Великолепное бургундское и цитаты из книги барона все время служили приправою к пирогу и ветчине. Через два часа молодой барон, у которого самолюбие и голова были довольно слабы, рассыпался в откровенностях, в скептическом хвастовстве, в признаниях и проектах насчет будущего. Он разыгрывал роль человека, стоящего выше иллюзий, угадавшего жизнь и решившегося достигнуть всего. Он парадировал в своей ребяческой гордости. Он признался в наивности своих инстинктов и неопытности своих лет. Он рассказал Нашету, как у него явился вкус к литературе, когда он поправлял в риторике опыты своего профессора истории. Он рассказал о миллионе, который он ждал, о своей семье, о газете, которая будет у него, о журнале, которого он будет основателем, о театре, которому он даст субсидию, чтобы дебютировала одна женщина, не потому, чтобы он любил эту женщину, но он хотел сделать актрису из своей любовницы.
Нашет кончал в эту минуту стакан шамбертенского, и, держа между пальцами бутылку, он небрежно лил остатки вина на дно стакана.
– Боже мой, – сказал он, – у меня есть до вас просьба… Пьер! Тарелку барону… Вы аристократ… занимаетесь литературой… серьезной литературой… в часы досуга, ради развлечения… и я не знаю, захотели бы вы… Вот видите ли я ухожу из газеты… В мои года, вы понимаете, хочется писать у себя. У меня есть обещание одного богатого промышленника относительно фонда, остается только подписать… Вы позволите мне объявить ваше сотрудничество в нашем издании?.. Газета будет платить, – продолжал Нашет не давая барону времени ответить, – нам нужно ваше имя, ваш талант… Вы будете получать пять су за строчку, как самые известные…
И Нашет наблюдал на лице барона эффект этой последней лести, зная цену, которую самый богатый придает этим деньгам, которые он считает за доказательство своей ценности. Одним словом, Нашет в совершенстве одурачил барона, так что Кутюра, возвращаясь из редакции, где он прочел статью Нашета, нашел их обоих за столиком в кафе Мазарена перед двумя стаканами мадеры. В ту минуту, как Кутюра проходил, Нашет жаловался барону на условия, которые представил ему промышленник, дающий деньги на предприятие, а барон предлагал ему свои услуги, как только тетка умрет, от чего Нашет горячо отказывался.

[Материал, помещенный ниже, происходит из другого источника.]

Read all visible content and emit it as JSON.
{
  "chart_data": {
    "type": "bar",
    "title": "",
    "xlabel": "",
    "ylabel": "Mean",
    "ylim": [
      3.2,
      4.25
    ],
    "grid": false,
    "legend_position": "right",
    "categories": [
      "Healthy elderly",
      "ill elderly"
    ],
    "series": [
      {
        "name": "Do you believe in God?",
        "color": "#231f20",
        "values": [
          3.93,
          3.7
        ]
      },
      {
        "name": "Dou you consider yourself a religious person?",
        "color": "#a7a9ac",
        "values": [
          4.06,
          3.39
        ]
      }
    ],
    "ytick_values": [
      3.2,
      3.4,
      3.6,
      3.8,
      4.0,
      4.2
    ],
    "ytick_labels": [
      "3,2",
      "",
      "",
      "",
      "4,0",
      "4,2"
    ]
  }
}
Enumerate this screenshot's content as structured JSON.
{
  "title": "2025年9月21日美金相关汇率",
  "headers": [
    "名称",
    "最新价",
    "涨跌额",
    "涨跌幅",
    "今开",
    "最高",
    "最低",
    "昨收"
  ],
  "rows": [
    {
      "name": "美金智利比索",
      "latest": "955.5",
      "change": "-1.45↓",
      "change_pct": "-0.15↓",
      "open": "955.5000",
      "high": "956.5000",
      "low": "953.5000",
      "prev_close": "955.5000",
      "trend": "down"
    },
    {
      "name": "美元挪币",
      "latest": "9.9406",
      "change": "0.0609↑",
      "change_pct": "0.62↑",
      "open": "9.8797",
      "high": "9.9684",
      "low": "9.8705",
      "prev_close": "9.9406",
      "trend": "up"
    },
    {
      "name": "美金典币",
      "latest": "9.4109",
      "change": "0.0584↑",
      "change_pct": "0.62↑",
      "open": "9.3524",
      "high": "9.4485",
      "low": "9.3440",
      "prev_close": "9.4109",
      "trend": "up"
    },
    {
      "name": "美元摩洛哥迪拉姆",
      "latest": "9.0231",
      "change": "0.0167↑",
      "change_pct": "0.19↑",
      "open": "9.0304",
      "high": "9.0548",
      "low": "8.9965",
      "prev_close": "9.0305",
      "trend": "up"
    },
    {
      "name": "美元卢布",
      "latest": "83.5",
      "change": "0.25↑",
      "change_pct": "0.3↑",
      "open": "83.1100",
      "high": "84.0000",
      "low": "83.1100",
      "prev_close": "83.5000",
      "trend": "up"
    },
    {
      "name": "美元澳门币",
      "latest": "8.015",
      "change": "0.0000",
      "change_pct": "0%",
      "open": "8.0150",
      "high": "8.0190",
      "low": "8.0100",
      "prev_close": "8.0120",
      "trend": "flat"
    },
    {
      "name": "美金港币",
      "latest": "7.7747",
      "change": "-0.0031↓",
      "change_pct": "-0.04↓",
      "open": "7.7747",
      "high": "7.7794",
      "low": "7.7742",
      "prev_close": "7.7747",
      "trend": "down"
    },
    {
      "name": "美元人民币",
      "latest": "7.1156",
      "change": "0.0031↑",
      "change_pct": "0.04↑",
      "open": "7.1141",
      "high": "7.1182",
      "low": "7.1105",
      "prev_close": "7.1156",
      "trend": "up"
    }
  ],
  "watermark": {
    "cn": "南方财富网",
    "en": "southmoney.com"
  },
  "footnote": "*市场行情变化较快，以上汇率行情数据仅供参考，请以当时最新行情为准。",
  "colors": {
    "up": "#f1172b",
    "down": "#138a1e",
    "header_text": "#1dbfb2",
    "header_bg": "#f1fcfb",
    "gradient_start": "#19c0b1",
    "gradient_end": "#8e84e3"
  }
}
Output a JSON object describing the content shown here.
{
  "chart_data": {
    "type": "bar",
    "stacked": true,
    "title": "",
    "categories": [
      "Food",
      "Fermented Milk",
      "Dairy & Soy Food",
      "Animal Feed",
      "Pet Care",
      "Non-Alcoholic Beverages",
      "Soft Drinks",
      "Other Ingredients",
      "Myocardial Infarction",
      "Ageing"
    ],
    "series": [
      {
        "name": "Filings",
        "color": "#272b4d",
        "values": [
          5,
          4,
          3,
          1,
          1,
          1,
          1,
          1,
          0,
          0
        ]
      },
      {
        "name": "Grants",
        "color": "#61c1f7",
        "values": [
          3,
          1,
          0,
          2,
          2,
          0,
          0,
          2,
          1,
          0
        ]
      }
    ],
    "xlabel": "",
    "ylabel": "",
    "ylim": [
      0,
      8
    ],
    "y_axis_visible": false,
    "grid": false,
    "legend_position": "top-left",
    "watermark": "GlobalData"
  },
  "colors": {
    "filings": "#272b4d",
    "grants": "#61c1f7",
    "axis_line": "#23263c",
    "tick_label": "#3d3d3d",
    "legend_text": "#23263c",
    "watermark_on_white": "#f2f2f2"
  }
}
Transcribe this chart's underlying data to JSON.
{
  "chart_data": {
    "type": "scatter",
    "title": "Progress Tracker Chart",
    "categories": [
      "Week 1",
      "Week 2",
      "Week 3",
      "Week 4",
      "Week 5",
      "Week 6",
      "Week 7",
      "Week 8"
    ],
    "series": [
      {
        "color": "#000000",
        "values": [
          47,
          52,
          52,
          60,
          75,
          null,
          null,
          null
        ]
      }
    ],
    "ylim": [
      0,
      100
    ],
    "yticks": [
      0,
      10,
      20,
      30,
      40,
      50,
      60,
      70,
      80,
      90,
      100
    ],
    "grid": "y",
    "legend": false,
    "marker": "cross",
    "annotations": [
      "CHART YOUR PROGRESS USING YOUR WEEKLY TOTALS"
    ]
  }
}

Кутюра подошел к ним и, пожав руку Нашета, произнес:
– Ах, мой милый, ты знаешь, я не злоупотребляю комплиментами… но твоя сегодняшняя статья… это именно то, что надо, честное слово! Ах, ах! – говорил себе Кутгора, удаляясь, – каков молодчик!.. Он сделал успехи, мой маленький Нашет!.. Он почти также силен, как и я… Пощекотать его самолюбие, как это сделал Нашет, это было так просто!.. Я ему мало говорил об нем самом, это ясно… Я разыграл из себя господина, который доставит ему славу… Я слишком изображал из себя его провиденье… и чересчур выказался хитрым, чтобы сделать из него великого человека; я надоел ему, этому мальчику… Нашет, вероятно, прочел ему его книгу наизусть… Он вероятно ее выучил… Что ж, посмотрим!.. Тетка еще не умерла… кто кого одолеет, милое дитя!